Travel Motto #1: I don’t know…
“I don’t know” seems like an odd way to travel. But it works for me. I am not sure that I can truly explain this one, but I’ll give it the old college try (never quite understood that phrase… If I were connected to the internet right now I would google it, but maybe if I remember later…)
For me “I don’t know” means that I try to avoid having notions that keep me fixed to one place. Fewer plans (at least long term plans) means that when things happen I can go with them. I don’t mean that I wander out of my hostel each day with no purpose (although that has been known to happen), but rather that I find that the most interesting things tend to happen without schedules. I have wandered into many interesting places that I would never have seen if I did the “10:04 am see this museum until 11:47, the 6 minute walk to this place for a 26 minute lunch, etc.” style of travel. There is a definite place for tightly scheduled travel (I have traveled abroad with large groups of high school students, this style of no plans would not fly with groups like that) but even in those groups, some of the best moments are the unplanned (although scheduled into a block of time) wanders. One of the best meals I have EVER eaten was at a small restaurant that my parents and I wandered into in Siracusa, Sicily.

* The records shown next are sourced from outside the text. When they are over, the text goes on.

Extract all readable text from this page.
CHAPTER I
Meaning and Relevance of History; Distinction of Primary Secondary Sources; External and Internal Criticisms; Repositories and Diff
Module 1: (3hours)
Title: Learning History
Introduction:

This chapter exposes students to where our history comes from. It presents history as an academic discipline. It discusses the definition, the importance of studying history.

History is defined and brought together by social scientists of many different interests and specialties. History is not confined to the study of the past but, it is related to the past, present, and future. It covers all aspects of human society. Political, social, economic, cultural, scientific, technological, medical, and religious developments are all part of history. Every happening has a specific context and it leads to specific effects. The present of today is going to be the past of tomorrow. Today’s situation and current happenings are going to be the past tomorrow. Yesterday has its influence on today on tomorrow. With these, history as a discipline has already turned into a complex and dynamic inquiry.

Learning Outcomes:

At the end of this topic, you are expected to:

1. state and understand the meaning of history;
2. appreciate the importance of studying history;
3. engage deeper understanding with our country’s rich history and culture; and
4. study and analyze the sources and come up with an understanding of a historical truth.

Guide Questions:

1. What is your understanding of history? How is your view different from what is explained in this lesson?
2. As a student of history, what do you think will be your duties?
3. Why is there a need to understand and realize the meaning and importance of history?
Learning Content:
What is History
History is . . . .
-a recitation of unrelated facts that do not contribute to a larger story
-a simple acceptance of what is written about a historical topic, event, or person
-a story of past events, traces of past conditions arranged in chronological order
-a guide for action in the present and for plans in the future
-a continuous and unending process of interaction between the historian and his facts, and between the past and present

“I don’t know” also involves trying to avoid knowing what something is before you have experienced it. While postulation and putting yourself in someone else’s shoes is an important part of the human experience. “I don’t know” helps to remind me that I need to have experience before I can begin to understand. For example: I have heard from a number of people,”Vietnam is pretty, but the people only care about money and will try to cheat you at every turn.” While this may be true for them, I did not have any issues with being ripped off in Vietnam and the people who I interacted with we’re all great. But if I had allowed their experiences, if I had “known” rather than starting with the idea of “I don’t know”, I can see how I may have only seen the “dark” side and have an unwarranted bad impression of Vietnam. Along these lines, I am reminded of a idea I read about in a book by a Palestinian doctor (I Shall Not Hate and his website: Daughters For Life) about his journeys with forgiveness. Although I don’t have a direct quote, he talks about remembering that each person is different. If you are ripped off by one Vietnamese seller in a tourist town who is trying to feed her family, that doesn’t mean that all Vietnamese people are just like her. (In a bunch of those situations, there should also be a bit of personal responsibility in allowing yourself to get ripped off. I can think of examples of people’s weaknesses being exploited, but I can also think of examples [and I am sure that I have fallen into this one before] of people getting ripped off because they allowed it to happen. Then getting mad about getting ripped off is their fault.)
I am not sure that I have really formed a complete thought in this. But these are two of my thoughts about the “I don’t know” style of travel. If I have more thoughts, I’ll do a second part to this post.
Also thank you to June who, after I had answered yet another question about my trip with “I don’t know”, asked if that was my motto for my trip. His question got me thinking about this (and the other upcoming posts).